Brent crude LCOc1 has dropped more than a quarter from above $115 per barrel in June as abundant supplies of high-quality oil such as U.S. shale have overwhelmed demand in many markets, filling stocks worldwide.But lower prices pose a threat to supply outside OPEC. While OPEC’s oil production costs are low, as much as half of shale output would be under threat if prices remain at current levels, Badri said.

“If prices stay at $85, we will see a lot of investment, a lot of oil, going out of the market,” he told the conference. “About 65 percent of the producers, they have high costs. Not OPEC.”

“We do not see much change in the fundamentals. Demand is still growing, supply is also growing. OPEC is reviewing the situation,” he said.

“The most important thing is we should not panic,” he said. “Unfortunately, everybody is panicking. We really need to sit, and think and see how this will develop.”

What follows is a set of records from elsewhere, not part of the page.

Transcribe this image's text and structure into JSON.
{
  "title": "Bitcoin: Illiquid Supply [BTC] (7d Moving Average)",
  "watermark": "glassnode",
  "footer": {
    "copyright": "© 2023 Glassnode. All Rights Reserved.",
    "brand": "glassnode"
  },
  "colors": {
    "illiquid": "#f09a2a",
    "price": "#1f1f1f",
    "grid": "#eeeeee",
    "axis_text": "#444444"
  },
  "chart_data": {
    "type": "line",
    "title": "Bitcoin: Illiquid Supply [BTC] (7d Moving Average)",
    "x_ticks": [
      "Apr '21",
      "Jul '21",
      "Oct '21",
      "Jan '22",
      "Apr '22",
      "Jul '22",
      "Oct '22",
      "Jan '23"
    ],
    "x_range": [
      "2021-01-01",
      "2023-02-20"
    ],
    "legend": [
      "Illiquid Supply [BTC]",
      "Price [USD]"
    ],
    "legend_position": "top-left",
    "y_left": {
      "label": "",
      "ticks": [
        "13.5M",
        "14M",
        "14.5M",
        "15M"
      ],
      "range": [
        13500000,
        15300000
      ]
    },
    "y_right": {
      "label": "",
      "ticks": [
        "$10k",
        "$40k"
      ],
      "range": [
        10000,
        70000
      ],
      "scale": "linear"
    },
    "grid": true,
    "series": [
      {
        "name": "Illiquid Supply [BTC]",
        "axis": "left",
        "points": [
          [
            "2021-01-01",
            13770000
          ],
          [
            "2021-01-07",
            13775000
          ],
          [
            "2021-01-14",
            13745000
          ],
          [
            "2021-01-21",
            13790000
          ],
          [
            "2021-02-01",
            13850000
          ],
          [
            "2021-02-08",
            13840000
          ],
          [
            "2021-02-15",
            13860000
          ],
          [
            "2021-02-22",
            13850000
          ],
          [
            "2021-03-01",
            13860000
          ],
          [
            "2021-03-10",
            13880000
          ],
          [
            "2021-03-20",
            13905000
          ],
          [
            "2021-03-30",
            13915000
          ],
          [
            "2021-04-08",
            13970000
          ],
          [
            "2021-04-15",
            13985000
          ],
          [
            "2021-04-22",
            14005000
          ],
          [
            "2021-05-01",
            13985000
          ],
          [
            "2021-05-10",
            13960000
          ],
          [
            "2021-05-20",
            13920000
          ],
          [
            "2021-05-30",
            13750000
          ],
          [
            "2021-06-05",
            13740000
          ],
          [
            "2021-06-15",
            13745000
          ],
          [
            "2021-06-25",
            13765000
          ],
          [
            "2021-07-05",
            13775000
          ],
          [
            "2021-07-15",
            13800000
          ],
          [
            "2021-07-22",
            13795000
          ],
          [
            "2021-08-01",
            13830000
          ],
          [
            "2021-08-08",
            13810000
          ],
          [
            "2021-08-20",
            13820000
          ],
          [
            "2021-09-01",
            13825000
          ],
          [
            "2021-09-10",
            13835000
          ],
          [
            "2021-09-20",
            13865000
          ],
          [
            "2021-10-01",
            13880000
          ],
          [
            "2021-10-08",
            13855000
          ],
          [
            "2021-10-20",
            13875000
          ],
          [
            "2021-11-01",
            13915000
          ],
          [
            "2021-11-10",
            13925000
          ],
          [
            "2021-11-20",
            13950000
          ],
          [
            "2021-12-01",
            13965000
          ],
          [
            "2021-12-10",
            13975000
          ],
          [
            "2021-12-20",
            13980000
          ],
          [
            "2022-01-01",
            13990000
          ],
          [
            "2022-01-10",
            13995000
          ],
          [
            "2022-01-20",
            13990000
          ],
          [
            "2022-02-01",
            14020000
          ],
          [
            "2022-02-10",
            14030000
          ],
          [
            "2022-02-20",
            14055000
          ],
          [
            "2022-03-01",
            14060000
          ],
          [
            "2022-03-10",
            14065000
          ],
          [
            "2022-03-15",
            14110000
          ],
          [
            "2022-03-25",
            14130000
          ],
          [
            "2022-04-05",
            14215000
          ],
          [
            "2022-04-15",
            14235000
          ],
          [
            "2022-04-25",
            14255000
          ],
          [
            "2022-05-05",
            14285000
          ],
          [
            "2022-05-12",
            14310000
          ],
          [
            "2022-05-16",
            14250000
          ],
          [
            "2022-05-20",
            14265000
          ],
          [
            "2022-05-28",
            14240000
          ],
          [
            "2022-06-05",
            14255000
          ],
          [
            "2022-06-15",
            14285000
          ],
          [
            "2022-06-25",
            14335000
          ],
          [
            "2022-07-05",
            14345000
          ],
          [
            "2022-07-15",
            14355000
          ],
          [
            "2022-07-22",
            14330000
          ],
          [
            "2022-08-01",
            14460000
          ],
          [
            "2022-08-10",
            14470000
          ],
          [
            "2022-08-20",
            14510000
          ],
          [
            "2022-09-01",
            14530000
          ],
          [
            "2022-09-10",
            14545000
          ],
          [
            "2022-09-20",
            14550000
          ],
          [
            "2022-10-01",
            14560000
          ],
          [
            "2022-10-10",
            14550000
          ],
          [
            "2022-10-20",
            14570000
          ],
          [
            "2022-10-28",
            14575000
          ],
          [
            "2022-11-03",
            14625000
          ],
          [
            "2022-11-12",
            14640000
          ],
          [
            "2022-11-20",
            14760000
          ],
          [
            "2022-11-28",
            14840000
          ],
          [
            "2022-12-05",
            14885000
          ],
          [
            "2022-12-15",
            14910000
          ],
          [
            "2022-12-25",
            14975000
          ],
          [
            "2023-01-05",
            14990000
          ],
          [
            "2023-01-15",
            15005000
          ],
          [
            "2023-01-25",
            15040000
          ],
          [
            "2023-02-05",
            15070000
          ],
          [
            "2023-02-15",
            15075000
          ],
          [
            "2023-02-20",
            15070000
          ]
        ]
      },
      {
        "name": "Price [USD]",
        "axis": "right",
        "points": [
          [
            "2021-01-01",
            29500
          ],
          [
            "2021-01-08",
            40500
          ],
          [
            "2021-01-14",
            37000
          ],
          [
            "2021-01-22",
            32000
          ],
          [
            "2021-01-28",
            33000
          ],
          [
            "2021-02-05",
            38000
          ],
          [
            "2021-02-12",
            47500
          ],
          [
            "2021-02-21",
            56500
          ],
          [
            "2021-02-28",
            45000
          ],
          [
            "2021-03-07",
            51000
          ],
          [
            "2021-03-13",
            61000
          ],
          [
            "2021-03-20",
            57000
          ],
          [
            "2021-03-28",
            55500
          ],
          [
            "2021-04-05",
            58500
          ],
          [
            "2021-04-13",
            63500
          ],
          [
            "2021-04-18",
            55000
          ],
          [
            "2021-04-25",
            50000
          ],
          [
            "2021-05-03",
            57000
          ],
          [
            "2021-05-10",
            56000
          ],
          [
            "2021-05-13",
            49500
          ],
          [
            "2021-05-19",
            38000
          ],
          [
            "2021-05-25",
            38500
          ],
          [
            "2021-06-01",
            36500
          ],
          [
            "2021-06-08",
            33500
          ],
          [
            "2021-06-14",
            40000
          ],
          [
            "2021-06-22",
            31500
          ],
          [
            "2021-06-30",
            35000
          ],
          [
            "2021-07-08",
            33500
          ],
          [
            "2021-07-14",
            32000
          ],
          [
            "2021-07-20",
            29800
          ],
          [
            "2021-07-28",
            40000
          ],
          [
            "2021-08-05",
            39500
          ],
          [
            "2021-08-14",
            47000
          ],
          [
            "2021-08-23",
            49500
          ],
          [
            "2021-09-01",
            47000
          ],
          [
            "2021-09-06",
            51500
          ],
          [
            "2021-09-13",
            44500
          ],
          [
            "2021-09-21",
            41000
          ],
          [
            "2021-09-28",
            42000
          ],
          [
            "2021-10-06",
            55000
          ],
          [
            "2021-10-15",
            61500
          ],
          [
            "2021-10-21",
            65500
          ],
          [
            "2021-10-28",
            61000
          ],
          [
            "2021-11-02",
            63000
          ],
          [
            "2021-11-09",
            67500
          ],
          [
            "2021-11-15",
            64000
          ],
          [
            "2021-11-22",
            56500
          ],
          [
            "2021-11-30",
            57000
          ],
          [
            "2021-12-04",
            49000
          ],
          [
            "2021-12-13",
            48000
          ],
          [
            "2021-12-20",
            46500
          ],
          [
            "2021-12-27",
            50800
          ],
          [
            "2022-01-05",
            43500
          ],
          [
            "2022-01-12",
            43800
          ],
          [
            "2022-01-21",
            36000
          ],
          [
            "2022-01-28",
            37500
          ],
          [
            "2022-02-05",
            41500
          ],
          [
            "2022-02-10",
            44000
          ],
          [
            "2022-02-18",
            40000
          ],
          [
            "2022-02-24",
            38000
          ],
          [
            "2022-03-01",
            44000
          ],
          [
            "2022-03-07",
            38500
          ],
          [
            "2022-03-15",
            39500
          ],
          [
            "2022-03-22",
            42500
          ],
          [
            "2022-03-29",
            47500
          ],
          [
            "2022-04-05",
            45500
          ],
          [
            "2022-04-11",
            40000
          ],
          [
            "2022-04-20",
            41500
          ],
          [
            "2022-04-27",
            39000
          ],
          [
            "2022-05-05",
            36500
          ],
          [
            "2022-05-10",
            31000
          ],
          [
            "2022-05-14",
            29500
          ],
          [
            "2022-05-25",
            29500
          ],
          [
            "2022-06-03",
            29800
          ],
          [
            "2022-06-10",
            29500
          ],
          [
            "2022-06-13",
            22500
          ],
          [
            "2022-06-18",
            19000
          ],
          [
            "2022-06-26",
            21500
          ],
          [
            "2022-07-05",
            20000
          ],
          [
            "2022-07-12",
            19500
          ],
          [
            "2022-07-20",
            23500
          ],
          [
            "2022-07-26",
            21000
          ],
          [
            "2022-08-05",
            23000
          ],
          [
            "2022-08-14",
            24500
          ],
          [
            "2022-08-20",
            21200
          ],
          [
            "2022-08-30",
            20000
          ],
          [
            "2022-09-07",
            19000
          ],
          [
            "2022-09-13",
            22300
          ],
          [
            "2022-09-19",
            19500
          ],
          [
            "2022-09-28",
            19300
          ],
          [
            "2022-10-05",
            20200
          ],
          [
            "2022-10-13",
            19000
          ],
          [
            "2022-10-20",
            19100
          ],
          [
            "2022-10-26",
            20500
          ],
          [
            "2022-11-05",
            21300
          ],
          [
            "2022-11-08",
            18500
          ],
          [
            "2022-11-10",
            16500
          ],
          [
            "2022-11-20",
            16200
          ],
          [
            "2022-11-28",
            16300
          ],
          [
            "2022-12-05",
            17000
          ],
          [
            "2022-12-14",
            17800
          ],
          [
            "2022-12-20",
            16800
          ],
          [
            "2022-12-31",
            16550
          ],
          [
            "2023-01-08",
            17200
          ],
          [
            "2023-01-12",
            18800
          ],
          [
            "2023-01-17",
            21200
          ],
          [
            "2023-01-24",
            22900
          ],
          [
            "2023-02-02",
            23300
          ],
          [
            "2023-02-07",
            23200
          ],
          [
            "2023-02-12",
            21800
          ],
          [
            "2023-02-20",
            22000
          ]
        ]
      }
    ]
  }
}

He dismissed suggestions that OPEC countries, in setting lower official selling prices for their crude oil, have embarked on a price war to preserve market share.Badri reiterated that supplies from rival producers, such as shale oil, were not a threat to OPEC long-term and said OPEC had to be ready to pump far more in future.

“In the longer term, OPEC must be ready to produce. Around 2018-2020, U.S. tight oil will slow down,” he said. “By 2040, OPEC must be ready to produce 40 million bpd of oil, and 50 million bpd of liquids, that’s crude and natural gas liquids.”